The assault was premeditated; prosecutors said in court that Matar traveled by bus to Chautauqua Institution, an educational retreat about 12 miles (19 km) from the shores of Lake Erie, and bought a pass that admitted him to Rushdie's talk, the Times reported. Attendees said there were no obvious security checks.
The county district attorney's office did not respond to requests for comment on Saturday.
FBI investigators went to Matar's last listed address, in Fairview, a Bergen County borough just across the Hudson River from Manhattan, on Friday evening, NBC New York reported.

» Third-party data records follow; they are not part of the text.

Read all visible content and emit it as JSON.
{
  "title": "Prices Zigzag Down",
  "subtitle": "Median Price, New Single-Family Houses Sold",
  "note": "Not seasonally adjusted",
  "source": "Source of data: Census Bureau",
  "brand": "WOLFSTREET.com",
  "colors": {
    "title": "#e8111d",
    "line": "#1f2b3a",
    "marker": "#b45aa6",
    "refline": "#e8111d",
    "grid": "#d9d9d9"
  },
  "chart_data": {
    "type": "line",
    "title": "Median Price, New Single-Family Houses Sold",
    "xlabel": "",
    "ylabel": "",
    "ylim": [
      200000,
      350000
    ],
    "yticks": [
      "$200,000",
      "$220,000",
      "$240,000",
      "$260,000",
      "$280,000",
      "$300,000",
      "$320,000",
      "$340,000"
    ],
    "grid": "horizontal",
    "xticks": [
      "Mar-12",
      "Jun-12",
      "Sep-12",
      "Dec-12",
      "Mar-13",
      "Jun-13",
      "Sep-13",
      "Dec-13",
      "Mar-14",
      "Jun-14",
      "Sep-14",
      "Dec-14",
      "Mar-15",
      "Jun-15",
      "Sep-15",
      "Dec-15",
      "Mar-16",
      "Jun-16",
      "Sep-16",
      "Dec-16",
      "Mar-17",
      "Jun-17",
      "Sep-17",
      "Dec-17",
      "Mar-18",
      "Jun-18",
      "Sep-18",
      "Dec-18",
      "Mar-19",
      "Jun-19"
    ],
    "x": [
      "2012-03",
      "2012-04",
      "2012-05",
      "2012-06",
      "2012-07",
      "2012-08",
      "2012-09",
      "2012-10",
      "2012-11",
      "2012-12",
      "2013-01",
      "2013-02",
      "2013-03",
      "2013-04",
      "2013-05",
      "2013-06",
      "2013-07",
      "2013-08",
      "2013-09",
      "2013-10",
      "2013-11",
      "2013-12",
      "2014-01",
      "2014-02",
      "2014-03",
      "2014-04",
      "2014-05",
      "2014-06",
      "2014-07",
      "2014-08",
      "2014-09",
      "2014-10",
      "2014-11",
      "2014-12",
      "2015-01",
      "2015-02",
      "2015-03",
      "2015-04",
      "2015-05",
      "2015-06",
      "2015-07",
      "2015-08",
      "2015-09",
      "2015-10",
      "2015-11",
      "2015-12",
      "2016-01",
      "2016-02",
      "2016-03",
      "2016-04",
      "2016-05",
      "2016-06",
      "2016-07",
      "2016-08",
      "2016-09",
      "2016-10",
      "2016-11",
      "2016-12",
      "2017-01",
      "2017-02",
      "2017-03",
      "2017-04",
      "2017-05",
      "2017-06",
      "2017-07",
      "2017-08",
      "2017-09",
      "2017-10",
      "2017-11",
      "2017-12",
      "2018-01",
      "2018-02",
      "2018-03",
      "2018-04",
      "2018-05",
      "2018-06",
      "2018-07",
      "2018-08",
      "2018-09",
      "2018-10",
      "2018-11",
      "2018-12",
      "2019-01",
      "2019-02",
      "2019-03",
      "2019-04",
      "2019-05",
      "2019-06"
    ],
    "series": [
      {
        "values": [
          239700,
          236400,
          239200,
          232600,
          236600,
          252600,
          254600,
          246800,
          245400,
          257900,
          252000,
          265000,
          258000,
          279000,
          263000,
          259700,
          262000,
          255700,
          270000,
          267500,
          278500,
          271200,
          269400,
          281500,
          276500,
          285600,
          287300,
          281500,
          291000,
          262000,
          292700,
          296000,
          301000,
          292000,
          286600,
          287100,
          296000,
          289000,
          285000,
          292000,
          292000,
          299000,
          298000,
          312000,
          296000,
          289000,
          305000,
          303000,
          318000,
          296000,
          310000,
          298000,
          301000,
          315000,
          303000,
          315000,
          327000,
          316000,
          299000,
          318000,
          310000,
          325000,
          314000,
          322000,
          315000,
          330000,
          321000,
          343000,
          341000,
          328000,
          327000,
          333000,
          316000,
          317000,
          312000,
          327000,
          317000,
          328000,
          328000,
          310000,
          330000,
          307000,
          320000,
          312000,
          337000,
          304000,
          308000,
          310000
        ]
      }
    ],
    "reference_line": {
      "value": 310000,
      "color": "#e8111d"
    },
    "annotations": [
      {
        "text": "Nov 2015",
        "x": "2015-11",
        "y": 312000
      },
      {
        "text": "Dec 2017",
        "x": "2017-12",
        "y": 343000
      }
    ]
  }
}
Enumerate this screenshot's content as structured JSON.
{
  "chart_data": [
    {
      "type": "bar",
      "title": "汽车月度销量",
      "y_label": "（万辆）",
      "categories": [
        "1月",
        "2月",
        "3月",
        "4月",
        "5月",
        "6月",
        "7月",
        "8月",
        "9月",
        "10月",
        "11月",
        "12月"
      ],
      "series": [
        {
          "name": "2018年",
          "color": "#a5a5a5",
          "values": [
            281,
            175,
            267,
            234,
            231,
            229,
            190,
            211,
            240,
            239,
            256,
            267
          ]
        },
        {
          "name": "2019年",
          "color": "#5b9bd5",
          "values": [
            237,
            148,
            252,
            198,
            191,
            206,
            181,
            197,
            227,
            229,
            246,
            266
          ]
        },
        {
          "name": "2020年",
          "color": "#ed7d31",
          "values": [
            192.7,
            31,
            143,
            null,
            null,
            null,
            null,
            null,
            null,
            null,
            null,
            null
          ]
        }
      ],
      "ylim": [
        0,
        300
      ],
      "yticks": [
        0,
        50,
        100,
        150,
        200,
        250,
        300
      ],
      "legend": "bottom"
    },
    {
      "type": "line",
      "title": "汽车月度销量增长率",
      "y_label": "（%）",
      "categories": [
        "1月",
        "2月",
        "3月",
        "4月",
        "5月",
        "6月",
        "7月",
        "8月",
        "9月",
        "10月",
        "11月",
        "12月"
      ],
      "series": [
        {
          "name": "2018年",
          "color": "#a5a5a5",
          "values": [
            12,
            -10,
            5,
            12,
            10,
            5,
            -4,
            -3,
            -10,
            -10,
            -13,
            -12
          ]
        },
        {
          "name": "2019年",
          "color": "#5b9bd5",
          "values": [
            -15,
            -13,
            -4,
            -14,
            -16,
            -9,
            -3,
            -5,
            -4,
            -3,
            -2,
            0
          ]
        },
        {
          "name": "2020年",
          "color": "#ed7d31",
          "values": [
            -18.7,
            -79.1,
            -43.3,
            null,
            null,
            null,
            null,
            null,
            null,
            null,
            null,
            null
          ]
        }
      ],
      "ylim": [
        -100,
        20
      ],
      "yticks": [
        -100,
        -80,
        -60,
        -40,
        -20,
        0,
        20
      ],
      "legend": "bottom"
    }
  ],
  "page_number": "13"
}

There was no visible police presence on Saturday at the house, a two-story brick-and-mortar home in a largely Spanish-speaking neighborhood. A woman who entered the house declined to speak to reporters gathered outside.
BOUNTY ON HIS HEAD
Rushdie, who was born into a Muslim Kashmiri family in Bombay, now Mumbai, before moving to Britain, has long faced death threats for "The Satanic Verses," viewed by some Muslims as containing blasphemous passages. The book was banned in many countries with large Muslim populations.

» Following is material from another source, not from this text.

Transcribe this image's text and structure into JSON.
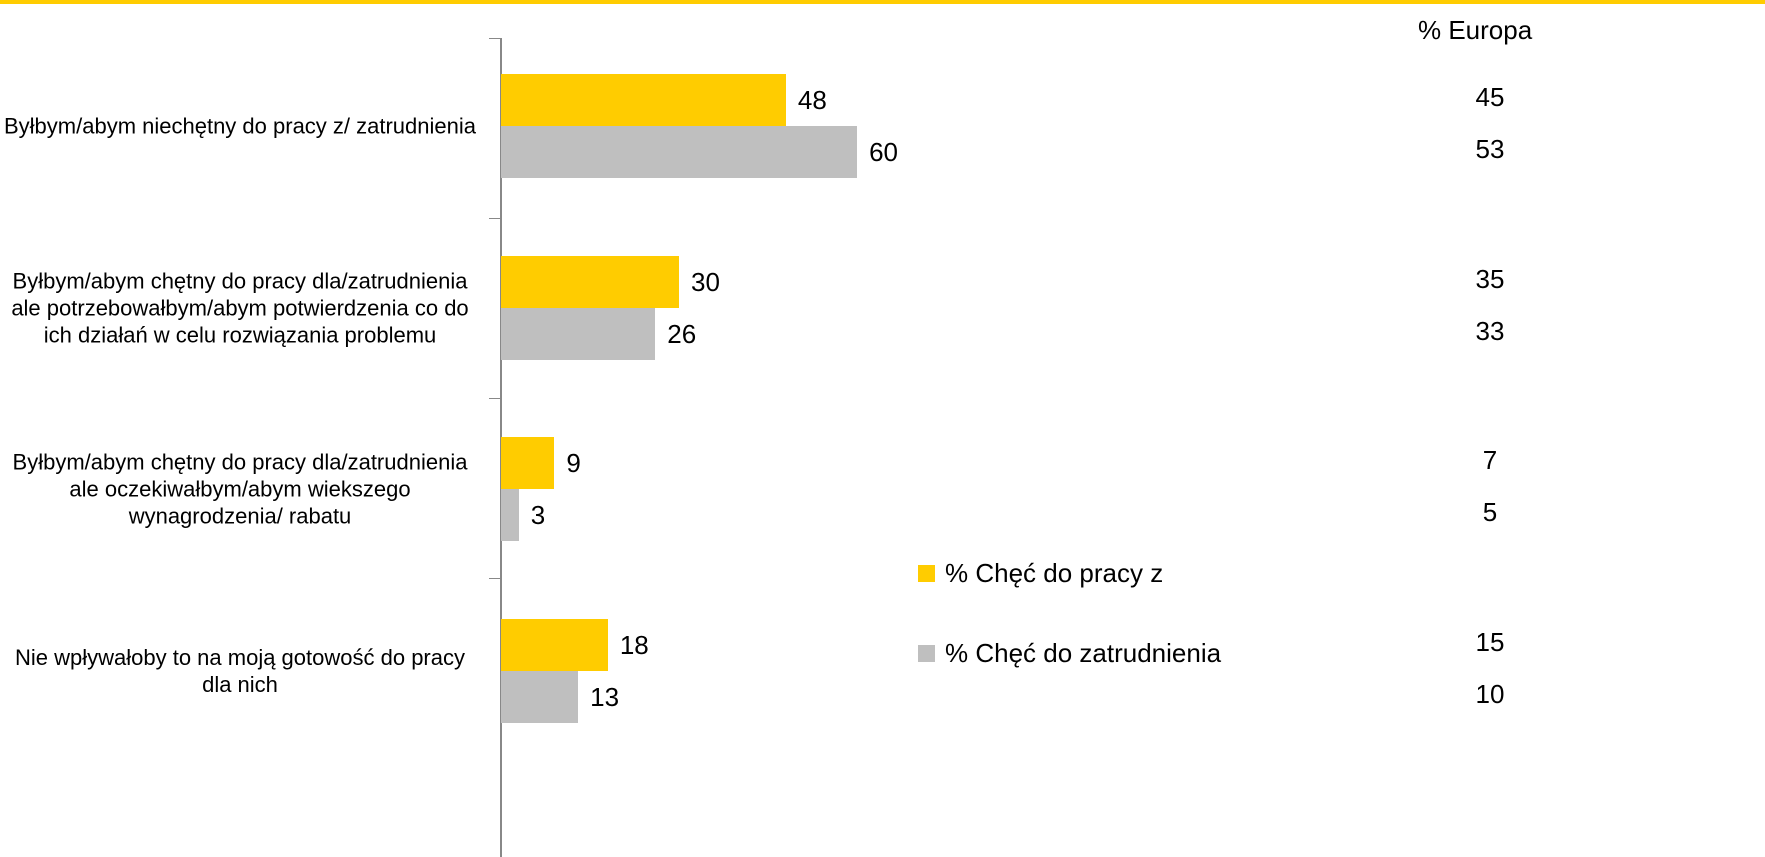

In 1989, Ayatollah Ruhollah Khomeini, then Iran's supreme leader, pronounced a fatwa, or religious edict, calling on Muslims to kill the author and anyone involved in the book's publication for blasphemy. Hitoshi Igarashi, the Japanese translator of the novel, was stabbed to death in 1991 in a case that remains unsolved.
There has been no official government reaction in Iran to the attack on Rushdie, but several hardline Iranian newspapers praised his assailant.
Iranian organisations, some linked to the government, have raised a bounty worth millions of dollars for Rushdie's murder. Khomeini's successor as supreme leader, Ayatollah Ali Khamenei, said as recently as 2019 that the fatwa was "irrevocable."
Ali Tehfe, mayor of Yaroun in southern Lebanon, said Matar was the son of a man from the town. The suspect's parents emigrated to the United States and he was born and raised there, the mayor added.
Asked whether Matar or his parents were affiliated with or supported the Iran-backed Hezbollah armed group in Lebanon, Tehfe said he had "no information at all" on their political views.
A Hezbollah official said on Saturday that the group had no additional information on the attack on Rushdie.